Past COVID infection less likely to fend off Omicron: scientists
COVID-19 reinfections among people who’ve already battled the virus appear to be more likely with the Omicron variant than other strains, South African scientists warned Friday.
A surge in coronavirus reinfections occurred in the country as the new “variant of concern” emerged, according to the National Institute for Communicable Diseases, which tracks reinfections.
By contrast, there was no reinfection spike upon the arrival of other variants such as the highly contagious Delta strain, the scientists told the World Health Organization on Thursday.

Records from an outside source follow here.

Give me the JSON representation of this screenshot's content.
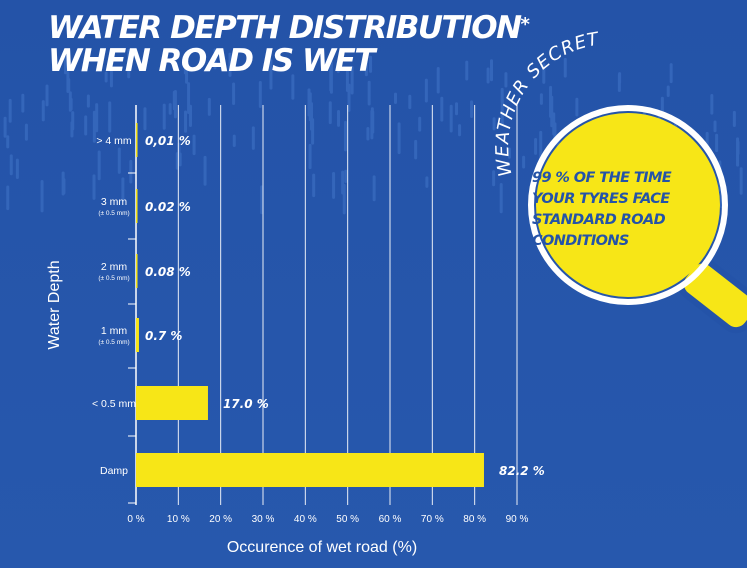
{
  "title": {
    "line1": "WATER DEPTH DISTRIBUTION",
    "mark": "*",
    "line2": "WHEN ROAD IS WET"
  },
  "callout": {
    "arc_text": "WEATHER SECRET",
    "lines": [
      "99 % OF THE TIME",
      "YOUR TYRES FACE",
      "STANDARD ROAD",
      "CONDITIONS"
    ]
  },
  "colors": {
    "background": "#2453a8",
    "bar": "#f7e617",
    "lens": "#f7e617",
    "text": "#ffffff"
  },
  "chart_data": {
    "type": "bar",
    "orientation": "horizontal",
    "ylabel": "Water Depth",
    "xlabel": "Occurence of wet road (%)",
    "xlim": [
      0,
      90
    ],
    "xticks": [
      "0 %",
      "10 %",
      "20 %",
      "30 %",
      "40 %",
      "50 %",
      "60 %",
      "70 %",
      "80 %",
      "90 %"
    ],
    "grid": "vertical",
    "categories": [
      {
        "label": "> 4 mm",
        "sublabel": "",
        "value": 0.01,
        "value_label": "0,01 %"
      },
      {
        "label": "3 mm",
        "sublabel": "(± 0.5 mm)",
        "value": 0.02,
        "value_label": "0.02 %"
      },
      {
        "label": "2 mm",
        "sublabel": "(± 0.5 mm)",
        "value": 0.08,
        "value_label": "0.08 %"
      },
      {
        "label": "1 mm",
        "sublabel": "(± 0.5 mm)",
        "value": 0.7,
        "value_label": "0.7 %"
      },
      {
        "label": "< 0.5 mm",
        "sublabel": "",
        "value": 17.0,
        "value_label": "17.0 %"
      },
      {
        "label": "Damp",
        "sublabel": "",
        "value": 82.2,
        "value_label": "82.2 %"
      }
    ]
  }
}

“Previous infection used to protect against Delta, and now with Omicron, it doesn’t seem to be the case,” one of the researchers, Anne von Gottberg of the University of Witwatersrand, said at a WHO briefing.
But she added, “We believe that vaccines will still, however, protect against severe disease.”
In conversation with Dr. Michael Ryan (head of emergency at WHO), Ryan stated that reinfections could be mild.
“The data we’re really looking to see is going to be around severity of infection and whether or not the vaccines continue to protect against severe disease, hospitalization and death,” Ryan said. “And right now, there’s no reason to suppose that they won’t. We just haven’t got the details yet.”
The findings, posted online by the research group Thursday, haven’t yet undergone scientific review. It’s also unclear how many reinfections were confirmed as Omicron cases or whether they caused serious illness.
But the timing of the reinfection spike likely “demonstrates substantial population-level evidence for evasion of immunity from prior infection,” the researchers wrote.
Omicron is now known to have spread to at most 23 countries. At least five Omicron cases were reported in New York City.